4.4 Freezing your herbs.

From: mrooney.mrooney.pn.com (Michael Rooney)
The best way to do it is to cut the leaves off and then put them into a tight container and freeze them. If you are in a hurry you can put in the stems too and cut the leaves off later.

From HeK:
I've found the best way to freeze parsley is to cut it fine before freezing. Then you can scrap some directly from the jar into your soup/sauce/whatever without having to cut it while it's frozen / going mushy on you. I've done this for the others I've frozen as well - dill at least is way too stringy to be easily cut when frozen.

From: baker.325.magnus.acs.ohio-state.edu (gwen baker)
Chop the herbs into the desired size and place into a ice cube tray. You can fit a premeasured amount in so you know how much in each segment (I use a tblsp). Then add just enough water to cover the chopped leaf and freeze. You can pop out the cubes and store in bags and have the flavor of fresh herbs year round.

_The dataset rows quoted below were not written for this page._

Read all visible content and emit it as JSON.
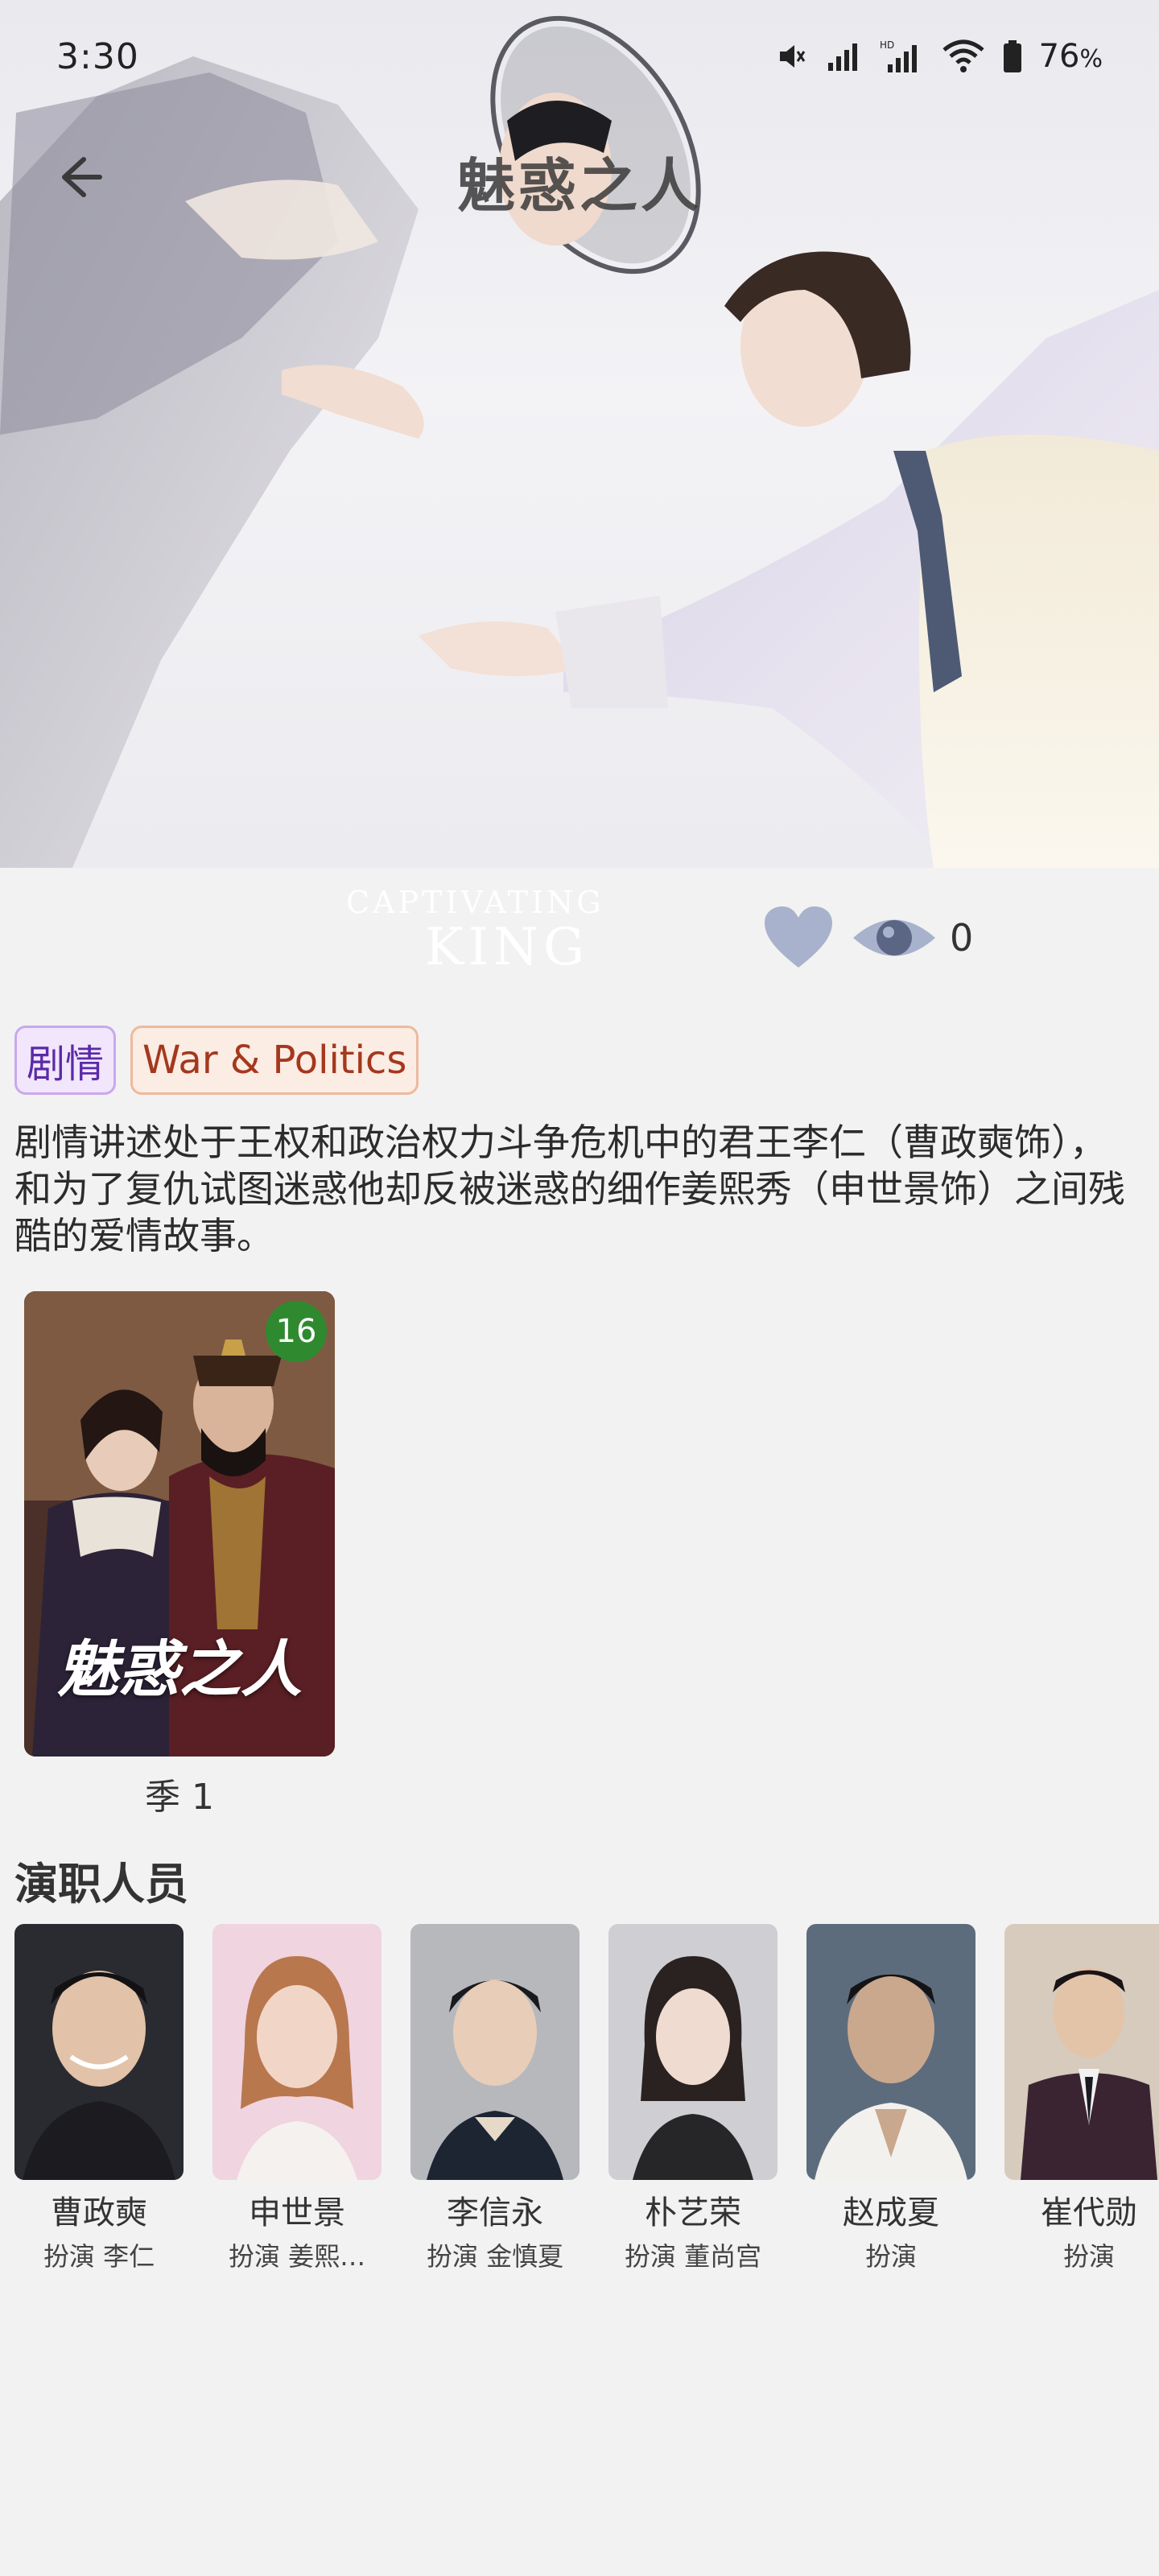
{
  "status_bar": {
    "time": "3:30",
    "battery": "76",
    "battery_unit": "%",
    "icons": [
      "mute-icon",
      "signal-icon",
      "hd-signal-icon",
      "wifi-icon",
      "battery-icon"
    ]
  },
  "header": {
    "title": "魅惑之人",
    "back_icon": "back-arrow-icon"
  },
  "hero": {
    "logo_line1": "CAPTIVATING",
    "logo_line2": "KING"
  },
  "actions": {
    "favorite_icon": "heart-icon",
    "views_icon": "eye-icon",
    "view_count": "0"
  },
  "tags": [
    {
      "label": "剧情"
    },
    {
      "label": "War & Politics"
    }
  ],
  "description": "剧情讲述处于王权和政治权力斗争危机中的君王李仁（曹政奭饰），和为了复仇试图迷惑他却反被迷惑的细作姜熙秀（申世景饰）之间残酷的爱情故事。",
  "seasons": [
    {
      "label": "季 1",
      "episodes": "16",
      "poster_title": "魅惑之人"
    }
  ],
  "cast": {
    "heading": "演职人员",
    "members": [
      {
        "name": "曹政奭",
        "role": "扮演 李仁"
      },
      {
        "name": "申世景",
        "role": "扮演 姜熙…"
      },
      {
        "name": "李信永",
        "role": "扮演 金慎夏"
      },
      {
        "name": "朴艺荣",
        "role": "扮演 董尚宫"
      },
      {
        "name": "赵成夏",
        "role": "扮演"
      },
      {
        "name": "崔代勋",
        "role": "扮演"
      }
    ]
  },
  "colors": {
    "accent_heart": "#a9b2cc",
    "episode_badge": "#2f8a2f",
    "tag_genre_text": "#5a2aa8",
    "tag_war_text": "#a4381d"
  }
}
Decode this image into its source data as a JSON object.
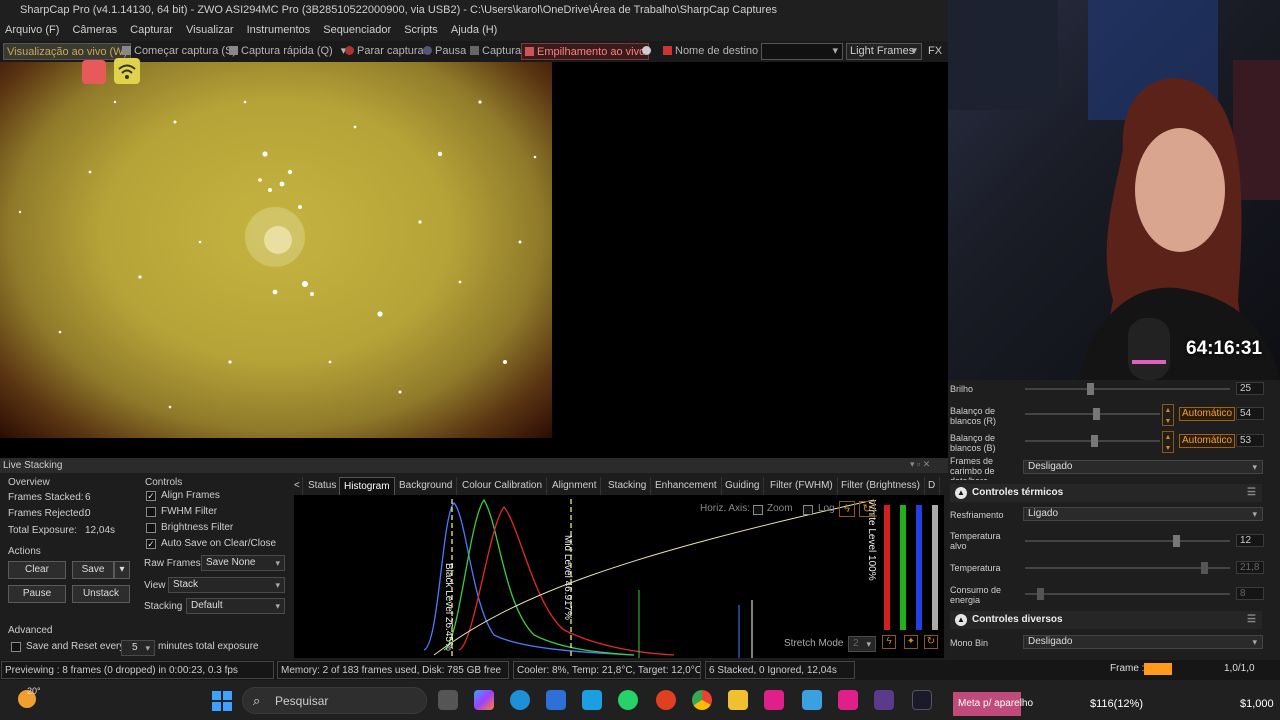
{
  "window": {
    "title": "SharpCap Pro (v4.1.14130, 64 bit) - ZWO ASI294MC Pro (3B28510522000900, via USB2) - C:\\Users\\karol\\OneDrive\\Área de Trabalho\\SharpCap Captures"
  },
  "menu": [
    "Arquivo (F)",
    "Câmeras",
    "Capturar",
    "Visualizar",
    "Instrumentos",
    "Sequenciador",
    "Scripts",
    "Ajuda (H)"
  ],
  "toolbar": {
    "live": "Visualização ao vivo (W)",
    "start_capture": "Começar captura (S)",
    "quick_capture": "Captura rápida (Q)",
    "stop_capture": "Parar captura",
    "pause": "Pausa",
    "capture": "Captura",
    "live_stacking": "Empilhamento ao vivo",
    "target_name": "Nome de destino",
    "frame_type": "Light Frames",
    "fx": "FX"
  },
  "live_stacking": {
    "title": "Live Stacking",
    "controls_title": "Controls",
    "overview_title": "Overview",
    "frames_stacked_label": "Frames Stacked:",
    "frames_stacked": "6",
    "frames_rejected_label": "Frames Rejected:",
    "frames_rejected": "0",
    "total_exposure_label": "Total Exposure:",
    "total_exposure": "12,04s",
    "actions_title": "Actions",
    "clear": "Clear",
    "save": "Save",
    "pause": "Pause",
    "unstack": "Unstack",
    "align_frames": "Align Frames",
    "fwhm_filter": "FWHM Filter",
    "brightness_filter": "Brightness Filter",
    "auto_save": "Auto Save on Clear/Close",
    "raw_frames_label": "Raw Frames",
    "raw_frames_value": "Save None",
    "view_label": "View",
    "view_value": "Stack",
    "stacking_label": "Stacking",
    "stacking_value": "Default",
    "advanced_title": "Advanced",
    "save_reset_label": "Save and Reset every",
    "save_reset_value": "5",
    "save_reset_suffix": "minutes total exposure",
    "tabs": [
      "Status",
      "Histogram",
      "Background",
      "Colour Calibration",
      "Alignment",
      "Stacking",
      "Enhancement",
      "Guiding",
      "Filter (FWHM)",
      "Filter (Brightness)",
      "D"
    ],
    "histogram": {
      "horiz_axis": "Horiz. Axis:",
      "zoom": "Zoom",
      "log": "Log",
      "black_level": "Black Level 26.45%",
      "mid_level": "Mid Level 46.917%",
      "white_level": "White Level 100%",
      "stretch_mode": "Stretch Mode",
      "stretch_value": "2"
    }
  },
  "status": {
    "preview": "Previewing : 8 frames (0 dropped) in 0:00:23, 0.3 fps",
    "memory": "Memory: 2 of 183 frames used, Disk: 785 GB free",
    "cooler": "Cooler: 8%, Temp: 21,8°C, Target: 12,0°C",
    "stacked": "6 Stacked, 0 Ignored, 12,04s"
  },
  "stream": {
    "timer": "64:16:31"
  },
  "controls": {
    "brilho_label": "Brilho",
    "brilho": "25",
    "wb_r_label": "Balanço de blancos (R)",
    "wb_r": "54",
    "wb_b_label": "Balanço de blancos (B)",
    "wb_b": "53",
    "auto": "Automático",
    "carimbo_label": "Frames de carimbo de data/hora",
    "carimbo": "Desligado",
    "thermal_title": "Controles térmicos",
    "resfriamento_label": "Resfriamento",
    "resfriamento": "Ligado",
    "temp_alvo_label": "Temperatura alvo",
    "temp_alvo": "12",
    "temperatura_label": "Temperatura",
    "temperatura": "21,8",
    "consumo_label": "Consumo de energia",
    "consumo": "8",
    "misc_title": "Controles diversos",
    "mono_bin_label": "Mono Bin",
    "mono_bin": "Desligado",
    "frame_label": "Frame :",
    "frame_value": "1,0/1,0"
  },
  "taskbar": {
    "weather": "20°",
    "search": "Pesquisar",
    "meta": "Meta p/ aparelho",
    "money": "$116(12%)",
    "goal": "$1,000"
  }
}
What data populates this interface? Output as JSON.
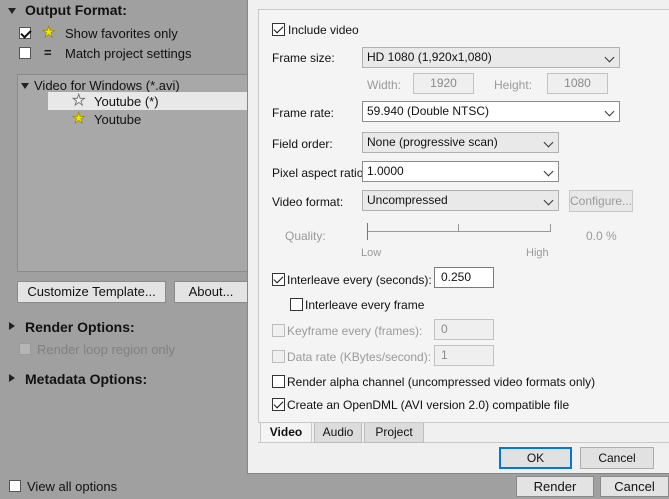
{
  "left": {
    "output_format": {
      "title": "Output Format:",
      "show_favorites": "Show favorites only",
      "match_project": "Match project settings",
      "equals_glyph": "="
    },
    "tree": {
      "root": "Video for Windows (*.avi)",
      "items": [
        {
          "label": "Youtube (*)",
          "selected": true,
          "favorite": false
        },
        {
          "label": "Youtube",
          "selected": false,
          "favorite": true
        }
      ]
    },
    "buttons": {
      "customize": "Customize Template...",
      "about": "About..."
    },
    "render_options": {
      "title": "Render Options:",
      "loop": "Render loop region only"
    },
    "metadata_options": {
      "title": "Metadata Options:"
    },
    "footer": {
      "view_all": "View all options",
      "render": "Render",
      "cancel": "Cancel"
    }
  },
  "dialog": {
    "include_video": "Include video",
    "frame_size": {
      "label": "Frame size:",
      "value": "HD 1080 (1,920x1,080)"
    },
    "width": {
      "label": "Width:",
      "value": "1920"
    },
    "height": {
      "label": "Height:",
      "value": "1080"
    },
    "frame_rate": {
      "label": "Frame rate:",
      "value": "59.940 (Double NTSC)"
    },
    "field_order": {
      "label": "Field order:",
      "value": "None (progressive scan)"
    },
    "pixel_aspect": {
      "label": "Pixel aspect ratio:",
      "value": "1.0000"
    },
    "video_format": {
      "label": "Video format:",
      "value": "Uncompressed",
      "configure": "Configure..."
    },
    "quality": {
      "label": "Quality:",
      "low": "Low",
      "high": "High",
      "value": "0.0 %"
    },
    "interleave_every": {
      "label": "Interleave every (seconds):",
      "value": "0.250"
    },
    "interleave_frame": "Interleave every frame",
    "keyframe": {
      "label": "Keyframe every (frames):",
      "value": "0"
    },
    "data_rate": {
      "label": "Data rate (KBytes/second):",
      "value": "1"
    },
    "render_alpha": "Render alpha channel (uncompressed video formats only)",
    "opendml": "Create an OpenDML (AVI version 2.0) compatible file",
    "tabs": [
      "Video",
      "Audio",
      "Project"
    ],
    "ok": "OK",
    "cancel": "Cancel"
  },
  "colors": {
    "background": "#a0a0a0",
    "dialog": "#f0f0f0",
    "accent": "#0078d7",
    "star": "#f2e400"
  }
}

From: mrooney.mrooney.pn.com (Michael Rooney)
Another great way is to make them into pesto. Try different herbs with pignoli nuts, pecans (dill and pecan is one of my favorites), walnuts, almonds, hazelnuts, etc. until you find the combinations you like. We freeze the pestos by putting saran wrap over a pint ice cream top (yes, the plastic one from a Dutch sounding one made really in NJ :-)), forcing in as much pesto as we can, and putting the saran wrap over the top. Then we wrap it in aluminium foil and label it and put it in the freezer. The best part is we have it all winter long and it tastes great on many things, especially pasta, chicken, pork, shrimp, fish, etc.